在りし日の姿を求めて 26
中禅寺湖畔の宴 その2


 
奥日光の仙人と呼ばれた晩年の
伊藤乙次郎さん



神秘を宿す中禅寺湖


伊藤乙次郎さんが管理していた
レストハウス



颯爽としたH・ハンター
(福田和美氏所蔵)



日光の動植物に詳しかったH・ハンター
昭和4年の夏、中禅寺湖畔で『東京アングリング・エンド・カンツリー倶楽部メンバーたちがヨットレースや川で鱒釣りに興じていた頃から日本国内では不況が深刻化。東京帝大の卒業生の就職率が3割に落ち込み『大学は出たけれど・・・』 が流行語になり、巷に失業者があふれ、農村では若い女性が身売りをする悲劇が 後を絶たなくなっていった。

中禅寺湖畔での『東京アングリング・エンド・カンツリー倶楽部』宴が16ミリフィルムに撮影された2年後の昭和6年9月18日、満州の奉天( 現在の瀋陽)北方の柳条溝で満鉄線爆破事件が起きた。

この事件を中国軍のしわざとしてでっち上げ、満州に駐留する関東軍は軍事行動を開始した。いわゆる満州事変が始まり、軍部が台頭して国内は軍事色を強めていく。

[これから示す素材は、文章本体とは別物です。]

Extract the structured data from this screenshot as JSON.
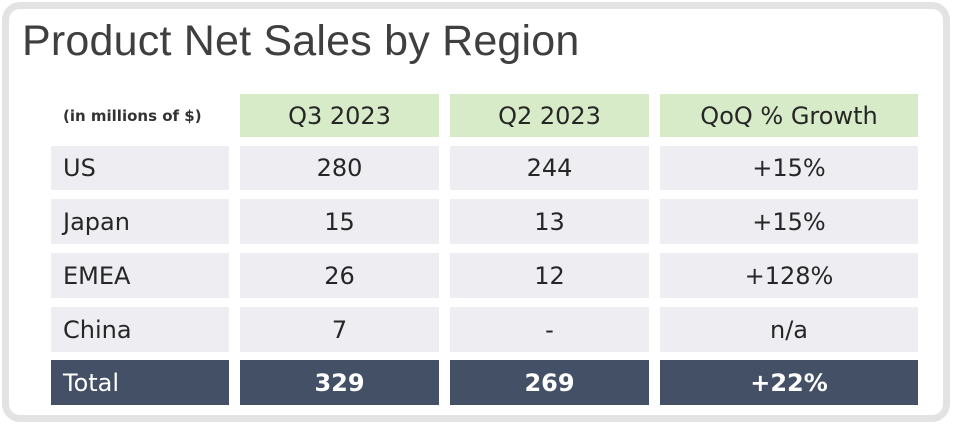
{
  "title": "Product Net Sales by Region",
  "table": {
    "unit_label": "(in millions of $)",
    "columns": [
      "Q3 2023",
      "Q2 2023",
      "QoQ % Growth"
    ],
    "rows": [
      {
        "region": "US",
        "q3": "280",
        "q2": "244",
        "growth": "+15%"
      },
      {
        "region": "Japan",
        "q3": "15",
        "q2": "13",
        "growth": "+15%"
      },
      {
        "region": "EMEA",
        "q3": "26",
        "q2": "12",
        "growth": "+128%"
      },
      {
        "region": "China",
        "q3": "7",
        "q2": "-",
        "growth": "n/a"
      }
    ],
    "total": {
      "label": "Total",
      "q3": "329",
      "q2": "269",
      "growth": "+22%"
    }
  },
  "colors": {
    "header_fill": "#d8ebc8",
    "row_fill": "#eeeef2",
    "total_fill": "#435066"
  }
}
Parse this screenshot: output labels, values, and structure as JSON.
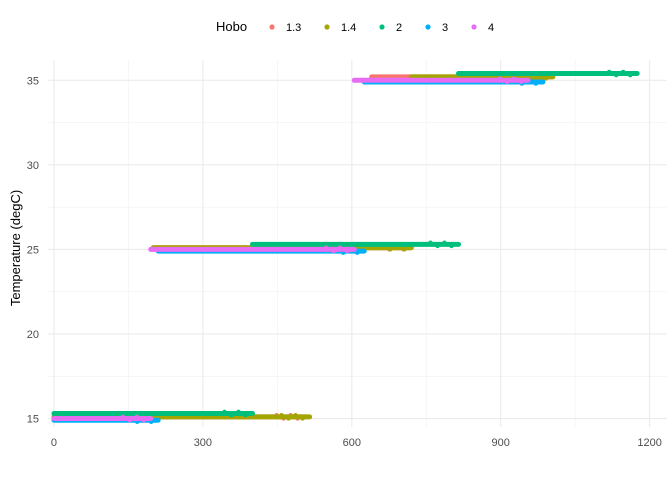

政財界との知己も広がり、各国の短波放送が受信できるオールウェーブラジオを2台も持っていたH・ハンターはいち早く世界の情勢をキャッチして、満州事変直後から米英との戦争が避けられないだろうと早くから予見していたというが、中禅寺湖畔千手ケ浜にあった『東京アングリング・エンド・カンツリー倶楽部』 レストハウスの管理人をしていた伊藤乙次郎さんの著書『森と湖とケモノたち』に、この当時のH・ハンターのリッチで優雅な暮らしぶりの一端が語られている。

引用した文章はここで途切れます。